Lo sguardo sospeso, talvolta abbandonato. Resta lì, calamita ogni particolare, per poi restituircelo così: “Guarda quella foto, io e papà, uno accanto all’altro, entrambi con la sigaretta in bocca. Vedi come tenevo pronto il posacenere? Lo sento ancora addosso, quel desidero di essere sempre a disposizione per ogni sua evenienza”. Ancora ricordi.
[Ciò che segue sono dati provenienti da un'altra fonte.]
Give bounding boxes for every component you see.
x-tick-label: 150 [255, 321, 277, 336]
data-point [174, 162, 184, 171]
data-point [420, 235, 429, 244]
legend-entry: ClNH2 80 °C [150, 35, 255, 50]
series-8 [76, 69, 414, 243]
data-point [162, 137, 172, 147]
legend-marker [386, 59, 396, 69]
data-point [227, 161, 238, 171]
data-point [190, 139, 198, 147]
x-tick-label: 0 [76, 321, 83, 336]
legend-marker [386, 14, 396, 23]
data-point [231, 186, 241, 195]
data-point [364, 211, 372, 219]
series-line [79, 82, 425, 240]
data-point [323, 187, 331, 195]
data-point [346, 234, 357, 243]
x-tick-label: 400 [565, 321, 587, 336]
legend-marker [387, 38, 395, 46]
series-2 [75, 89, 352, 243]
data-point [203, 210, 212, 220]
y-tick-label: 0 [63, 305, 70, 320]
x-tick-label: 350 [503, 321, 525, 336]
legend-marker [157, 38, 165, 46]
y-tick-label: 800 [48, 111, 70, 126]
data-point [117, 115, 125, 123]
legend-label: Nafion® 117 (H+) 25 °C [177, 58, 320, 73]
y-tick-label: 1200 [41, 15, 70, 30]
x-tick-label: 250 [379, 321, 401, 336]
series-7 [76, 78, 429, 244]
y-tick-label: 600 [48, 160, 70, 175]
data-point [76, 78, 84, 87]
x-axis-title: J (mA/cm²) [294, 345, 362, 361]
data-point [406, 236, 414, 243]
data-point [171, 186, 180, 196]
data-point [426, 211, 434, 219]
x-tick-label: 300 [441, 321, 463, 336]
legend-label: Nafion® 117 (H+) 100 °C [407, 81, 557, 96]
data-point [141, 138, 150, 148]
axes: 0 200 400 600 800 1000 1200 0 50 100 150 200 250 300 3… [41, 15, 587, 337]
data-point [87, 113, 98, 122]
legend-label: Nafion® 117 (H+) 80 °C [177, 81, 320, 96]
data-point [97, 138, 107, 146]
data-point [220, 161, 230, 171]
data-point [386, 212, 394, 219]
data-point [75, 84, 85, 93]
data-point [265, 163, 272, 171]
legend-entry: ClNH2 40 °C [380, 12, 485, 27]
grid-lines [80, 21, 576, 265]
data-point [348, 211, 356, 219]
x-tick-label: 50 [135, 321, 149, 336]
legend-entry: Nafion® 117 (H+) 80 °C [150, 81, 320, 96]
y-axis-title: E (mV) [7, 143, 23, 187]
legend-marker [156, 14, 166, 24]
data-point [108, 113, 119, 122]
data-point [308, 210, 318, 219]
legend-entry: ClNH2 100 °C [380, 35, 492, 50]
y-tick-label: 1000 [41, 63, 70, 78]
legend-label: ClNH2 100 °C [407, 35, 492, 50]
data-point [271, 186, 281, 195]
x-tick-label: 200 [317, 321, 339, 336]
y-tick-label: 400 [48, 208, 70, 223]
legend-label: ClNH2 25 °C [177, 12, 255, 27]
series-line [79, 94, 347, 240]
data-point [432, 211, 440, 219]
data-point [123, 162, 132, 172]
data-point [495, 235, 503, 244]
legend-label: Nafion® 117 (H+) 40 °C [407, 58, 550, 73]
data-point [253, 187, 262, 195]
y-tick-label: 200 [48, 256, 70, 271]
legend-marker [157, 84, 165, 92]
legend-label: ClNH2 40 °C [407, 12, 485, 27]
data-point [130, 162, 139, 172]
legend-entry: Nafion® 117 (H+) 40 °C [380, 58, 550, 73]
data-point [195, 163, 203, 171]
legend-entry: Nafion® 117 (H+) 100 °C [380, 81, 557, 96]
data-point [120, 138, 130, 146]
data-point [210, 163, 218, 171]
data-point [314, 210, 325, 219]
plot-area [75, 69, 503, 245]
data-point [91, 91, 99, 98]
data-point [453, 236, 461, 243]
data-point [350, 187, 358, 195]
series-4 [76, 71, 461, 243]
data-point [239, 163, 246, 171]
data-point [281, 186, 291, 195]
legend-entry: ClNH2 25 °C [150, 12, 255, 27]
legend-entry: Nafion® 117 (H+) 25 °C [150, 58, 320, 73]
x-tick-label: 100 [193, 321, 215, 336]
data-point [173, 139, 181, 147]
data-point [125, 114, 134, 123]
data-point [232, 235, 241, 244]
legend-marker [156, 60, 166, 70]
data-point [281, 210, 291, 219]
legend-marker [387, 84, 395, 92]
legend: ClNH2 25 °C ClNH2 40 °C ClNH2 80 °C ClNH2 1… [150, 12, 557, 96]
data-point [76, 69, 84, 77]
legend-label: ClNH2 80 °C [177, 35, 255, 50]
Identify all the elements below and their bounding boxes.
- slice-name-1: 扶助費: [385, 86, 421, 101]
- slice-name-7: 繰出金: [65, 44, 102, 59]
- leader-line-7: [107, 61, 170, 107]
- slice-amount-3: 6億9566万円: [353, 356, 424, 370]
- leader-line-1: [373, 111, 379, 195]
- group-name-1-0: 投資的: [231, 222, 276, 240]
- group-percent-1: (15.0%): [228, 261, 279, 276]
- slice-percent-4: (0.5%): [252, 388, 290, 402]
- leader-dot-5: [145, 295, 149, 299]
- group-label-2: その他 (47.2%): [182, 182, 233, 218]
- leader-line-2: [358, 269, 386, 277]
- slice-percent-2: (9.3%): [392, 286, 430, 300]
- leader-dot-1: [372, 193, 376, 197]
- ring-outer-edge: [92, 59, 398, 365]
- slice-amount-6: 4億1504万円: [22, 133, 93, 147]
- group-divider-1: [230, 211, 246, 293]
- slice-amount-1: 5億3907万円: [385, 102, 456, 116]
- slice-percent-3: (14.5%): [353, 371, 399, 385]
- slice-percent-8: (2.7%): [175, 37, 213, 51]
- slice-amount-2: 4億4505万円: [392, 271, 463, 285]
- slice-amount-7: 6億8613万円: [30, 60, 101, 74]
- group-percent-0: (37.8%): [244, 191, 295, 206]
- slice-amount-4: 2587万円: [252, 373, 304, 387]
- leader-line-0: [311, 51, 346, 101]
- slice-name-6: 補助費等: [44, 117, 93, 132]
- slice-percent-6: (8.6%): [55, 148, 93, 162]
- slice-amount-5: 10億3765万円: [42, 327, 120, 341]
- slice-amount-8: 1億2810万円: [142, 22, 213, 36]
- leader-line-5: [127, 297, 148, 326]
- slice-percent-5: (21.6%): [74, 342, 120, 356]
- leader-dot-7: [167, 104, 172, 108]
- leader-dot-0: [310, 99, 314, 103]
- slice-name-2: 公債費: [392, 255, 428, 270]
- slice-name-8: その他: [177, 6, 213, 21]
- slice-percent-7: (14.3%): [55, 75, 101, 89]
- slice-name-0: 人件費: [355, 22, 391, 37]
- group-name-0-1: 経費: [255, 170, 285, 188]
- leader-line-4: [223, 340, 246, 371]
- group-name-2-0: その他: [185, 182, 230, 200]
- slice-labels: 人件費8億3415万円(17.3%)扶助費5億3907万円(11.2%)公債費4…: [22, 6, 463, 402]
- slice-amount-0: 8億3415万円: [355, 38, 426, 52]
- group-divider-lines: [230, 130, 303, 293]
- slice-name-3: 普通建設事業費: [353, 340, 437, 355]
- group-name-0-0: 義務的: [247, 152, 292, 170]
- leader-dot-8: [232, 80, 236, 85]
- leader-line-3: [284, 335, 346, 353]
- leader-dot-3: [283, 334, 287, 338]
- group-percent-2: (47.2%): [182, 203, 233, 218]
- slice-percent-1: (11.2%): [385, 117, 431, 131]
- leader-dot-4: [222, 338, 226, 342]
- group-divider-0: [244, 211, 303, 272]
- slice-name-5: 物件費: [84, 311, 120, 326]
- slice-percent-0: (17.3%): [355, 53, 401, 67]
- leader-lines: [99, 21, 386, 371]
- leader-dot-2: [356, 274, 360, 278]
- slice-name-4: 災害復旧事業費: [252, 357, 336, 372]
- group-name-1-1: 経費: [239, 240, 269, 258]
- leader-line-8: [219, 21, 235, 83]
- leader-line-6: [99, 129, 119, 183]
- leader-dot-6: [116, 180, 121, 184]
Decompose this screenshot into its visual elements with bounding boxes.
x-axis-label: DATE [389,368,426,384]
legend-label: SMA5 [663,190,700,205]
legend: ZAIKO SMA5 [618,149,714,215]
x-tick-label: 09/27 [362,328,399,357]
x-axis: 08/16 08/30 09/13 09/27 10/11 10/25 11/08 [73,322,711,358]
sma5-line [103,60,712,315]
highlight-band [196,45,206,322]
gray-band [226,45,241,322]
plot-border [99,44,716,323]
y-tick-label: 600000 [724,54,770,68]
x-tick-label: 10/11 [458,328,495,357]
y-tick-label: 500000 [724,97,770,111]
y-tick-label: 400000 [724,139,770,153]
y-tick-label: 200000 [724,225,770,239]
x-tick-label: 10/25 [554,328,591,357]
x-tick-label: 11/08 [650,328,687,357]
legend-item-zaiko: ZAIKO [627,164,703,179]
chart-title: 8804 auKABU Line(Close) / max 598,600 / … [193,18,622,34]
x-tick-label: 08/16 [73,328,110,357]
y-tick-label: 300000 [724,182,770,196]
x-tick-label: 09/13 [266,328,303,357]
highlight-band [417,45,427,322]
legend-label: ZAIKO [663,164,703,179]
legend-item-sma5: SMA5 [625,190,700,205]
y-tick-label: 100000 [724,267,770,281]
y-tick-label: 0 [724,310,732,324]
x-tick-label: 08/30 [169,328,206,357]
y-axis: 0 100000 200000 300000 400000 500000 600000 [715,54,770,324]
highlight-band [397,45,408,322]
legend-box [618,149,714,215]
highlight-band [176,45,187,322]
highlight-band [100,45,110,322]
Il più tenero: “Papà consigliere, io piccolino: di nascosto origliai un summit di mercato con Oronzo Pugliese che chiedeva Pelè, ed Evangelisti e mio padre che cercavano di mediare…”.
Delle foto con Falcao, Liedholm, Conti e l’Olimpico tricolore, fa tutto un fascio: “Quella di mio padre è una storia di grandi successi e altrettante battaglie. In quegli undici anni hanno trovato posto anche momenti difficili, come il caso dell’arbitro Vautrot, o lo scandalo Lipopil. Le sconfitte fanno parte della vita. La più amara? Quella legata al progetto per lo stadio di proprietà alla Magliana: se fosse andato in porto, oggi la Roma vivrebbe una situazione diversa”.